The main question which kept returning to me again and again was why Woodrow and David didn’t kill Georges? I refer, of course, to Georges Clemenceau, a man who seemed to contain within him everything that was the best and worst of France. In other words, he nearly drove the other two nuts! But then, they too had their faults. And, when I think about it, who else would have done any better? In fact, as I read further and further, reluctantly, my admiration for the three of them grows apace. Apart from the fact that they had all managed to climb the slippery pole of political ambition, they were ordinary, middle-class, professional men and the monstrously huge problems they faced and which awaited their joint decision were so complicated, so riven, so roiled in history and warfare and population movements that they defied any reasonable solution.

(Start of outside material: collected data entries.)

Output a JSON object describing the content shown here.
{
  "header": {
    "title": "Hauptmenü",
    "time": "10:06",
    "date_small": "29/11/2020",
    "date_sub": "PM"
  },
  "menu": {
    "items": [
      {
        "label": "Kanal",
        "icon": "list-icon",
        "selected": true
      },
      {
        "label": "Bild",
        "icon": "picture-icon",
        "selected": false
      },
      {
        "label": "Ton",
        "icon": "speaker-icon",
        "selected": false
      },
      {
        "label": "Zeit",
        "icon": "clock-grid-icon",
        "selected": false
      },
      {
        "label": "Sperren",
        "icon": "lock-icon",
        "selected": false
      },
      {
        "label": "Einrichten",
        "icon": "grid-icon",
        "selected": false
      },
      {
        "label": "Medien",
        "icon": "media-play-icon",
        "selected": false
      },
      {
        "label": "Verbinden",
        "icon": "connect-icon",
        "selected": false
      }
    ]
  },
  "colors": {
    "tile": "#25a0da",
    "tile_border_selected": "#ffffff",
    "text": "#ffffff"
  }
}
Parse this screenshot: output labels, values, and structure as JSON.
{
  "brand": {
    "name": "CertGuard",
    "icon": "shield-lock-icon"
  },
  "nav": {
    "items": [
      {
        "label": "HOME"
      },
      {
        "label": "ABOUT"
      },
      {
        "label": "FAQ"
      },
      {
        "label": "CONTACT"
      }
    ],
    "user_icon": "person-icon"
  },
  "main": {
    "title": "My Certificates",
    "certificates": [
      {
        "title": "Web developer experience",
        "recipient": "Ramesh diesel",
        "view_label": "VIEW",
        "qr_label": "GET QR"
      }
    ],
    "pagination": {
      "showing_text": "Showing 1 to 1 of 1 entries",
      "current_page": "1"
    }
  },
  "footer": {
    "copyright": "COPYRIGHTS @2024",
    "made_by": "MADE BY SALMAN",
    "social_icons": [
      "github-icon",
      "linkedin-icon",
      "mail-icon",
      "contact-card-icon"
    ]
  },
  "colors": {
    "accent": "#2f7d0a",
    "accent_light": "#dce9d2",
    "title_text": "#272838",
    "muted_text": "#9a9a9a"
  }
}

That these three ‘ordinary’ men did, in fact, come to some sort of decision on so many convoluted situations is quite remarkable. That they made mistakes comes as no surprise. That their efforts were swept away by a force upon which none of them could have reckoned, is a pity but, hey, that’s life – and death!
Hi David
I too have been reading a book, Liberal Fascism by J. Goldberg; and he has a long section about Wilson's performance in the first WW. In this he names him as the first of the liberal fascists, his creation of an essentially natioanlist socialised war economy with the deliberate intention of using the war as a launch pad for national renewal presaged Lenin, Mussolini, Hitler and later Che Guavara and all the rest (Goldberg's words not mine).

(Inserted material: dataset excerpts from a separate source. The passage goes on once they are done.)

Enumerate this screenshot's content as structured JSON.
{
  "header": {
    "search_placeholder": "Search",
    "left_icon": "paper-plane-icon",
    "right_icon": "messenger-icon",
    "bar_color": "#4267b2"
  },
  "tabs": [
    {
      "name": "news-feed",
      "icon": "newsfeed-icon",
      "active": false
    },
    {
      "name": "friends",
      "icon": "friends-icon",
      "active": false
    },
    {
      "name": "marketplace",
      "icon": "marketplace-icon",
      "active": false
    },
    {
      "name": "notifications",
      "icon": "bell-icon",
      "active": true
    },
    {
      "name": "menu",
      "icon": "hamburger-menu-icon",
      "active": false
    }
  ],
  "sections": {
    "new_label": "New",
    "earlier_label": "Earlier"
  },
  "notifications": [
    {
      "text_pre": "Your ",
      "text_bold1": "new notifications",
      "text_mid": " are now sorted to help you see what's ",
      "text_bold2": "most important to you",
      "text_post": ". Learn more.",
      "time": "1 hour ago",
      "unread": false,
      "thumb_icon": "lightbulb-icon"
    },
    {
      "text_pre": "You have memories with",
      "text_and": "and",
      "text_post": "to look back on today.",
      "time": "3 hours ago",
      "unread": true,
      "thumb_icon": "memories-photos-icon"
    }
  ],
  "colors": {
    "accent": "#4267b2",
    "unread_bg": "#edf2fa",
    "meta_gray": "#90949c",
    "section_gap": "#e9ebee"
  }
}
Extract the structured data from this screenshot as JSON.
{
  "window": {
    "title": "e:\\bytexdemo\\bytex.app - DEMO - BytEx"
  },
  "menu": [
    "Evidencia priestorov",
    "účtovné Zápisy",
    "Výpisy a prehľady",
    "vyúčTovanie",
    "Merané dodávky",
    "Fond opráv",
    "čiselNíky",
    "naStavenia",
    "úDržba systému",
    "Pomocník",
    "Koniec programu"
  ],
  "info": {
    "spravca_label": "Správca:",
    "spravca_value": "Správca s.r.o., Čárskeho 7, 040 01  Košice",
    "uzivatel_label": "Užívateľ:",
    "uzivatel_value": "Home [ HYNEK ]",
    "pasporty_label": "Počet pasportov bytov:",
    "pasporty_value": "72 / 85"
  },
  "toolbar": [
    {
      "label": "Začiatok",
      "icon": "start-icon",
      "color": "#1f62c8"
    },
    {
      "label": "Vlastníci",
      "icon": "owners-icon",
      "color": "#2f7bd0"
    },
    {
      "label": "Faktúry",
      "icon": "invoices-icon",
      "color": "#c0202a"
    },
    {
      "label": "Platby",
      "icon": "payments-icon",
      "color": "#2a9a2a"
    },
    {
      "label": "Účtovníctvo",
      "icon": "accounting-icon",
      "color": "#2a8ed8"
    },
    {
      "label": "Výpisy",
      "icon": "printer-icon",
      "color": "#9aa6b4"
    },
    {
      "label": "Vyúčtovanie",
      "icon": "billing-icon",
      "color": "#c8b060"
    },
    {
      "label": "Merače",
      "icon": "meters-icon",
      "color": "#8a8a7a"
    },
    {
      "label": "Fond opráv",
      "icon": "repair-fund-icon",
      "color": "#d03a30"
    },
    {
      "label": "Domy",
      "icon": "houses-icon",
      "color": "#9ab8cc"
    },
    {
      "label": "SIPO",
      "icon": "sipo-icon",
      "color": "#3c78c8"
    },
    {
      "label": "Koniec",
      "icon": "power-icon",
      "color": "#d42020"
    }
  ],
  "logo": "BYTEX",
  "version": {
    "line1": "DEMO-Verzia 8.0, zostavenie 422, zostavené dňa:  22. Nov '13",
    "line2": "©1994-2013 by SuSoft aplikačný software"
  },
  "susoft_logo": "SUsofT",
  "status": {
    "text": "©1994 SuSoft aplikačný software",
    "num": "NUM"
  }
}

To the extent it is true it quite changes everything I thought I knew about the US entry into the war and as a result the motivations for Wilson's performance at Versailles.
Anyway keep up the good work Duffy old boy, I absolutely love your blog.

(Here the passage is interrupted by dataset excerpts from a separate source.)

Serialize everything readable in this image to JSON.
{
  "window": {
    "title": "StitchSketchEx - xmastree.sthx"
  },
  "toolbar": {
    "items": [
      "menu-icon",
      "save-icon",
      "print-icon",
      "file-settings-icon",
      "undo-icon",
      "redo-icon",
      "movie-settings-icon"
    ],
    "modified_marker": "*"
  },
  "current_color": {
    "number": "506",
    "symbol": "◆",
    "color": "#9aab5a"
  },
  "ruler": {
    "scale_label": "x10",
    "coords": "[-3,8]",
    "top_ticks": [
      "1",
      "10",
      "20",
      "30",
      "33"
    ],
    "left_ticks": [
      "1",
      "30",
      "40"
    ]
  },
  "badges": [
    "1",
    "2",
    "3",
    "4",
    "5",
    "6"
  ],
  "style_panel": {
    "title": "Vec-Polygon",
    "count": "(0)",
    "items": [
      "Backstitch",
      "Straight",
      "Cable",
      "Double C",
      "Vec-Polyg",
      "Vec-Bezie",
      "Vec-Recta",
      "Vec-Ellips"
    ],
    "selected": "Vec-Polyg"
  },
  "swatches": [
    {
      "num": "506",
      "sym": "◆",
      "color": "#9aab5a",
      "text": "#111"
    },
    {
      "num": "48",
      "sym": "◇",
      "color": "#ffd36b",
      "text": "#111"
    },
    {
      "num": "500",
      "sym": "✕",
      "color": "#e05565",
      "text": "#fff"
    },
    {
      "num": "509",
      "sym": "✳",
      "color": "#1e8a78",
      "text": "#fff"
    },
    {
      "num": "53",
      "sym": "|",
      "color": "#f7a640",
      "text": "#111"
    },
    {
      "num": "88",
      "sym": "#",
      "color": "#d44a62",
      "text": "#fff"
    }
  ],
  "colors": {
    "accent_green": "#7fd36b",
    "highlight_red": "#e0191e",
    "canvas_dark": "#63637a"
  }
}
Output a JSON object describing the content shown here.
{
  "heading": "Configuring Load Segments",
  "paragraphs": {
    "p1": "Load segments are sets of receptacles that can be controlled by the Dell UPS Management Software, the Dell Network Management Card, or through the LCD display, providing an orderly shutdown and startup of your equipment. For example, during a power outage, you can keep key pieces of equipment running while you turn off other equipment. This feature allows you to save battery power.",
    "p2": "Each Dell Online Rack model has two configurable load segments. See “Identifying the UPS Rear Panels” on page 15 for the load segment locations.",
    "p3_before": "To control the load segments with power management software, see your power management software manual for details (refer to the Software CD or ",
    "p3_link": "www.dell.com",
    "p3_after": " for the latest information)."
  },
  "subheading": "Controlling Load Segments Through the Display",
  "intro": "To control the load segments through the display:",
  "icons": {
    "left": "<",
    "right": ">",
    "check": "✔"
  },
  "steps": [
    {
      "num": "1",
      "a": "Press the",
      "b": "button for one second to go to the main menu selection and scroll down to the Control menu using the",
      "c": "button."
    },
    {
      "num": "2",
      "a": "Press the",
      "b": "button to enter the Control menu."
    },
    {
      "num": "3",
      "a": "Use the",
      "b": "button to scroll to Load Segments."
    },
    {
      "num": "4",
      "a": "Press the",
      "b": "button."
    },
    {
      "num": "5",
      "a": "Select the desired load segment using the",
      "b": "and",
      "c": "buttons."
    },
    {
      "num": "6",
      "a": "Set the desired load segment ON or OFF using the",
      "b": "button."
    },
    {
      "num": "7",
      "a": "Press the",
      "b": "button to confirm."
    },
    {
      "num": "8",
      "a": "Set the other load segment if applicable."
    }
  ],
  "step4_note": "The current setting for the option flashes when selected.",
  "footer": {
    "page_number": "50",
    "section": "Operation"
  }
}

(that's enough adulation, back to work)
Posted by: Cuffleyburgers | Friday, 27 March 2015 at 07:45
"I absolutely love your blog" - ah, 'Cuffers', you say that to all the girls!
As to your main point, I should make clear that admiration for the trio (quartet, really, but the Italian doesn't count) is limited to their huge efforts to try and sort out some order from total chaos. All three of them were, of course, products of their different backgrounds. They did so with the usual mixture of idealism and self-interest in which the former outweighed the latter only when no self interest was involved! But even so, I doubt if any three other politicians would have done better, not least because so many of the problems were intractable. Innumerable books have been written by 'wiseacres' after the event criticising their efforts but whatever settlement had been reached, Herr Hitler would have swept it aside with contempt.
Or put it this way, how do you think Obama, Cameron and Hollande would have managed? Quelle horreure!
Posted by: David Duff | Friday, 27 March 2015 at 08:36
"how do you think Obama, Cameron and Hollande would have managed?" Is that the beginning of a really bad joke, dear duffers?
Posted by: missred | Friday, 27 March 2015 at 17:09
Noticed David, something might be of interest;
http://warontherocks.com/2015/03/warchives-rescuing-tommy/
Posted by: JK | Friday, 27 March 2015 at 17:36
Ah, you guessed, Miss Red, you see, there was this American - sort of, Englishman and Frenchman and they had to sort out the problems of the world . . . yeeeeees, quite!
Thanks, JK, and as it happens the sacrifices of the Indian army on the Western Front has never received the publicity it deserves.